In 2008–2009, Providence Holy Cross Medical Center, a 340-bed hospital located in Mission Hills, California embarked upon an innovative Transformational Patient Care Redesign Project (also known as the 4A Project, A4 is one of the hospitals telemetry units). The purpose of this project was to design reliable processes of care that assure consistent and timely delivery of evidence-based patient care each and every time, thus improving patient satisfaction and outcomes. Included in the project design was a process of team-based care, metrics-driven management, reduced cycle times, increased stakeholder loyalty and satisfaction, and an enhanced learning organization. Improvement and change strategies implemented within this project were Lean, Six Sigma and Change Acceleration; statistical methodology coupled with change management and facilitation techniques. Prioritized short-term initiatives were identified within the project scope, and were mainly focusing on quality-of-care delivery, the discharge process and coordination of care. While many healthcare improvement projects target one (or very few) Critical to Quality (CTQ) goals, the 4A project had a multifaceted approach, and focused on several operational and clinical objectives at the same time. Outcome and process measures included:

  • Core measure compliance
  • Patient satisfaction
  • Nurse and physician satisfaction
  • Climate of safety
  • Reduction in discharge process time
  • Reduction in the average length of stay
  • Improvement on the nurse sensitive indicators (pain management, patient falls and hospital-acquired pressure ulcers)
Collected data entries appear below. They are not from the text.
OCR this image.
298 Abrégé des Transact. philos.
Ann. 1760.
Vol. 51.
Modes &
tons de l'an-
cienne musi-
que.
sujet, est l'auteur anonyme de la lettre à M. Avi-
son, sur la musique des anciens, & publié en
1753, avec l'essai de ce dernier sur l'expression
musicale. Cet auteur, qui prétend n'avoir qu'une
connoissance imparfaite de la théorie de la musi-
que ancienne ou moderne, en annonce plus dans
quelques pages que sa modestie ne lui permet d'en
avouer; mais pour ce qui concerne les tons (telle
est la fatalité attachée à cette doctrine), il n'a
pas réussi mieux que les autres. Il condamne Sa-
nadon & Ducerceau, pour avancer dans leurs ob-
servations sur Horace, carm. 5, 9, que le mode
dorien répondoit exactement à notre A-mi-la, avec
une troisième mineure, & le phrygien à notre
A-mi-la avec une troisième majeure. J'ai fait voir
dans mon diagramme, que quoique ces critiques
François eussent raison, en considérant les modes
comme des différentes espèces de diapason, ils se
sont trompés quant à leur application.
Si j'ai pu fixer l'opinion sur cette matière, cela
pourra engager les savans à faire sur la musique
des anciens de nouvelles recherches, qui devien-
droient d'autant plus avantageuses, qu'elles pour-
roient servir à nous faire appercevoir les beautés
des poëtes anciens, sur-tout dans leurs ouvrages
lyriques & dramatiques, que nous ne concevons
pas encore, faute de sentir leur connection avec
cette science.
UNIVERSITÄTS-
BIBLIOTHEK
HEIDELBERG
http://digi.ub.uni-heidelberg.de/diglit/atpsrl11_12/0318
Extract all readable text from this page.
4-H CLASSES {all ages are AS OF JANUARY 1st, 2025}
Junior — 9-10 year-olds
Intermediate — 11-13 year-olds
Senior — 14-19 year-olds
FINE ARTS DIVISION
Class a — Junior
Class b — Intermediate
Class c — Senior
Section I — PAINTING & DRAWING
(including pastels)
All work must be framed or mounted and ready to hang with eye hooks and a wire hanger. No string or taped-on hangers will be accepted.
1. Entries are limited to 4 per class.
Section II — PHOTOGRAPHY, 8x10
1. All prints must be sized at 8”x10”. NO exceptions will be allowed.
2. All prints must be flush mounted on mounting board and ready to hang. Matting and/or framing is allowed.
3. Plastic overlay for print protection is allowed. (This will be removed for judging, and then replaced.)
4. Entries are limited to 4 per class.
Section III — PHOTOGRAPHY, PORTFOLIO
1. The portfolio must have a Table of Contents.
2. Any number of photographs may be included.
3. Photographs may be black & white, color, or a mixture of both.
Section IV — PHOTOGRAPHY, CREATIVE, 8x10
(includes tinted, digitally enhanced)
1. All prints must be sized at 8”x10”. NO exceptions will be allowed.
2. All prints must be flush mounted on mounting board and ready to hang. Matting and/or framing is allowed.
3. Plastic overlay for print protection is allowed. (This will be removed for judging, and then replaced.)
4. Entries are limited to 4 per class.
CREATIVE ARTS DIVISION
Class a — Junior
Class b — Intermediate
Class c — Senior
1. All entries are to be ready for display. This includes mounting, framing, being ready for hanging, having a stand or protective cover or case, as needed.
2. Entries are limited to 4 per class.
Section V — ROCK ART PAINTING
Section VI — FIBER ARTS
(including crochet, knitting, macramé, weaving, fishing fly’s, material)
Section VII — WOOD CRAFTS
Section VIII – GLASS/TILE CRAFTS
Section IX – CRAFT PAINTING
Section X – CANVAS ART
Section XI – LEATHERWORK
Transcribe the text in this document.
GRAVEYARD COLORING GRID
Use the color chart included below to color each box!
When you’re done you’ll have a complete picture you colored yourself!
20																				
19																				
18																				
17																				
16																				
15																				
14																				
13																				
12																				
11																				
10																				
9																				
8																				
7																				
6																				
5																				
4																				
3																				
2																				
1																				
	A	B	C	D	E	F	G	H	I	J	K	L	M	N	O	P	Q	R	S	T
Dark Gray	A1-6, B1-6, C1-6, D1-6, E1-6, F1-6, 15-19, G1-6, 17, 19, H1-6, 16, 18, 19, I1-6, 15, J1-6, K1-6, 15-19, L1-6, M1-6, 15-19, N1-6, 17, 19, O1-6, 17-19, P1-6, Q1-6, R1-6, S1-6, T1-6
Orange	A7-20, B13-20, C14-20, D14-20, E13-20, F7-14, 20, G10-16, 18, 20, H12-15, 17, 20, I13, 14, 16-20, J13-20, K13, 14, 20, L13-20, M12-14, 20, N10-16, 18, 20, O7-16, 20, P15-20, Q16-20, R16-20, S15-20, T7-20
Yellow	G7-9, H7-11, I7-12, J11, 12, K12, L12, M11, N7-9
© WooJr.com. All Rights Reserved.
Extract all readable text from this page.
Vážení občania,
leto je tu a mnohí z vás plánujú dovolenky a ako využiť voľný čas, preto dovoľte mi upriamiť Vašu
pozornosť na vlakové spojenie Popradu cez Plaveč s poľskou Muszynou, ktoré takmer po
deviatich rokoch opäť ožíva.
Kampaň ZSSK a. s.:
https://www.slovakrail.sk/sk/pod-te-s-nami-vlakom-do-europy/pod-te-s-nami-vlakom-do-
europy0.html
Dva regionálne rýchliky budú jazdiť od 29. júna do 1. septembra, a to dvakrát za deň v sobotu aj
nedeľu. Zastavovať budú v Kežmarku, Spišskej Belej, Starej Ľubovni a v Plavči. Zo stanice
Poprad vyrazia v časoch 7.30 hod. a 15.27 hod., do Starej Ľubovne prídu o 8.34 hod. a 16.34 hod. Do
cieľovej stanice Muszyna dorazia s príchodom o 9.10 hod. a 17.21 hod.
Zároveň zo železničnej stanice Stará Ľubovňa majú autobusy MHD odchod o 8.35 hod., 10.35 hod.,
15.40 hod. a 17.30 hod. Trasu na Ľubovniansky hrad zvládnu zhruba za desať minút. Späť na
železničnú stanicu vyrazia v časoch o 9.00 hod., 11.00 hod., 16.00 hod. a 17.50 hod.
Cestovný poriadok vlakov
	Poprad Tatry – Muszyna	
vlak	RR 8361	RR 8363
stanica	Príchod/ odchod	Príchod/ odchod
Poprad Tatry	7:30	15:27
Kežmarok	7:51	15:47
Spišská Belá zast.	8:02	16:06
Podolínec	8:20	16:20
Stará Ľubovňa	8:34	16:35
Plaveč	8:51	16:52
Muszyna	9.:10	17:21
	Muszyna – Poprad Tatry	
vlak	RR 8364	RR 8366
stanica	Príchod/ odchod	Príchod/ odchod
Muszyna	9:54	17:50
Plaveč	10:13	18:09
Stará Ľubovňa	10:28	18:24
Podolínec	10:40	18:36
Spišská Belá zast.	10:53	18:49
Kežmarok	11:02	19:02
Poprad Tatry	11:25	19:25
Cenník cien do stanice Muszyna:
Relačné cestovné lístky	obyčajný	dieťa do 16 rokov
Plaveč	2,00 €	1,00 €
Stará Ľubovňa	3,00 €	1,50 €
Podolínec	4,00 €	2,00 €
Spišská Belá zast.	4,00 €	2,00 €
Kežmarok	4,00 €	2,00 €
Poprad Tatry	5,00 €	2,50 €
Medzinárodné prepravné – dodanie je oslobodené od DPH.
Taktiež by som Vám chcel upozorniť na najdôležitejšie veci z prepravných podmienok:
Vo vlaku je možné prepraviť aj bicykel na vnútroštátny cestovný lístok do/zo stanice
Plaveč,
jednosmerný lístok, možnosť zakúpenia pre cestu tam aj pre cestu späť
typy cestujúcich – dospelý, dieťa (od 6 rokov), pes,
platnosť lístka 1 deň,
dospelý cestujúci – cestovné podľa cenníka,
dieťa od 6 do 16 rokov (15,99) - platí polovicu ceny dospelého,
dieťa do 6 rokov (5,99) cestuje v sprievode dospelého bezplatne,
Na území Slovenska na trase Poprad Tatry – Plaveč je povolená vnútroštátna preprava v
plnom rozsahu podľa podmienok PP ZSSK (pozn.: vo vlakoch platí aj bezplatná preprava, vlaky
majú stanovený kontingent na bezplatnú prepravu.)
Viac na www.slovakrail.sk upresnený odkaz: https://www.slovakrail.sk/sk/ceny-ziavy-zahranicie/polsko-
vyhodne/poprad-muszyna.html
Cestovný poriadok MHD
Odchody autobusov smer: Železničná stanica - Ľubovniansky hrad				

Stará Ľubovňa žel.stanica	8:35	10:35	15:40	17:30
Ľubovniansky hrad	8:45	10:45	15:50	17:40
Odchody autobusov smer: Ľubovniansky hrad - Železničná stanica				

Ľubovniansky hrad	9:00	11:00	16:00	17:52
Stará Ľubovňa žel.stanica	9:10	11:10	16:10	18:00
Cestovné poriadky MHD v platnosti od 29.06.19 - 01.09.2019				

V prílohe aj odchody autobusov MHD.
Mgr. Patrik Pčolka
Improvement targets were met for all measures. Physician and Nurse Satisfaction exceeded targets.

Strategy and Roadmap

Lean and Sigma was selected as the strategic road map to achieve and maintain project’s goals and objectives. While Lean and Six Sigma enabled the project team to systematically evaluate and redesign processes, it was clear the hospital’s employees and physicians will be the ultimate users of this project’s outcomes and their input, support and engagement were the most important factors for successful and sustainable results. Also as a medical center, patients (and to some extent their families) are key recipients of the service, and should be considered the “Customer.” Therefore, the analysis of Customer Requirements was mainly focused on patients’ requirements, needs and preferences. As one of the cultural characteristics of the hospital, this “Patient-Centered approach” played a significant role in the project and its implementation.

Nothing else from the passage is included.